Developed by Custor Computing PLC, the local firm behind the government’s e-trade system, ICCJ is the centerpiece of the Business Environment and Investment Climate (BEIC) project, a four-year European Union €7.2 million initiative that concluded earlier this year. It connects the National ID program, the Ministry of Revenue, the Document Authentication and Registration Service (DARS), and banks into a single digital process.

During the launch ceremony held at Skylight Hotel on Monday, Abdulhakim Mulu (PhD), State Minister at MoTRI, framed the project as potentially transformational.

 “The ICCJ was developed with three pillars in mind: regulatory framework, public services, and operational efficiency,” he said. “Previously, obtaining a license could take 32 days and involve 11 procedures. With this system, the process has been reduced to as little as two days and will eventually move to a single step.”

The state minister cautioned that full implementation will take time, noting that at least a year of dedicated support is needed to ensure the platform scales effectively and delivers services smoothly.
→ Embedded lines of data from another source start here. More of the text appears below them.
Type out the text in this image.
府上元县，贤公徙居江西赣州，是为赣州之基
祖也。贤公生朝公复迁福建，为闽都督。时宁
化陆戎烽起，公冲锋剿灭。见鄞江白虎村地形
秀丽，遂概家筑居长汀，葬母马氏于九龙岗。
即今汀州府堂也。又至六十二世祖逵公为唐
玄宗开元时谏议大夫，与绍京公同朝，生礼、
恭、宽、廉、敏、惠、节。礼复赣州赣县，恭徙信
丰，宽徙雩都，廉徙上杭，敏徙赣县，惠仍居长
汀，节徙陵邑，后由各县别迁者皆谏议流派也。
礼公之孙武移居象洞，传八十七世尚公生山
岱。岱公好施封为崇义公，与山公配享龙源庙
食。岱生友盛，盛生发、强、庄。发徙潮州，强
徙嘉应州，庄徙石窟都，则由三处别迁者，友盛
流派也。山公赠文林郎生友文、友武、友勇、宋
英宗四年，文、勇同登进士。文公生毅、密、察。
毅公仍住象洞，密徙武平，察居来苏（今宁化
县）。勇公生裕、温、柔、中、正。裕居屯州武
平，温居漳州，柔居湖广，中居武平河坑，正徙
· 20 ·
Tools like the ICCJ could mark a turning point for Ethiopia’s e-governance, which so far has done little to improve the ease of doing business. In a United Nations e-government development report released last year, the country ranked in the bottom 25 out of 193 nations

Ellie Sewaye, an e-government expert at BEIC, explained that the effort was not just to digitize but to re-engineer how registration works by eliminating the need for physical visits to government offices. The system folds in the issuance of articles of association, taxpayer identification numbers, and competency certificates, and supports digital payments, according to the expert.

“It will hopefully begin operating in the coming few weeks,” Elie told Shega.

Participants during the launch pointed out that patchy connectivity and gaps in capacity could slow adoption. To ease the transition, MoTRI plans to establish service centers where businesses can access the platform with support.

On the user side, the process begins when an applicant logs into the portal with a 16-digit National ID, verified by a one-time password. Demographic details, company names in English, Amharic, and other local languages, and shareholder information are all verified against national ID and tax records. Business details, including address and sector, are submitted alongside supporting documents such as rental agreements. The platform automatically links to the Ministry of Revenue to assign a tax authority and integrates with the national payments gateway, ETHswitch, for fees. 

Administratively, MoTRI officers validate company names, shareholder details, and uploaded documents. DARS authenticates articles of association, the Revenues Ministry issues a Tax Identification Number (TIN), and MoTRI delivers a commercial license. Applicants should be able to receive SMS notifications and download official certificates in a short while.

For years, Ethiopia’s registration system has been defined by its inefficiency. Entrepreneurs have often waited weeks, sometimes months, caught in a maze of paper, offices, and approvals. By reducing that to days, officials hope ICCJ can not only improve transparency but also signal to investors that the government is serious about creating a friendlier business environment.

The proof will lie in execution. Ethiopia has launched digital portals before, only to see them stumble against the reality of limited internet access, poor maintenance procedures, and uneven institutional coordination.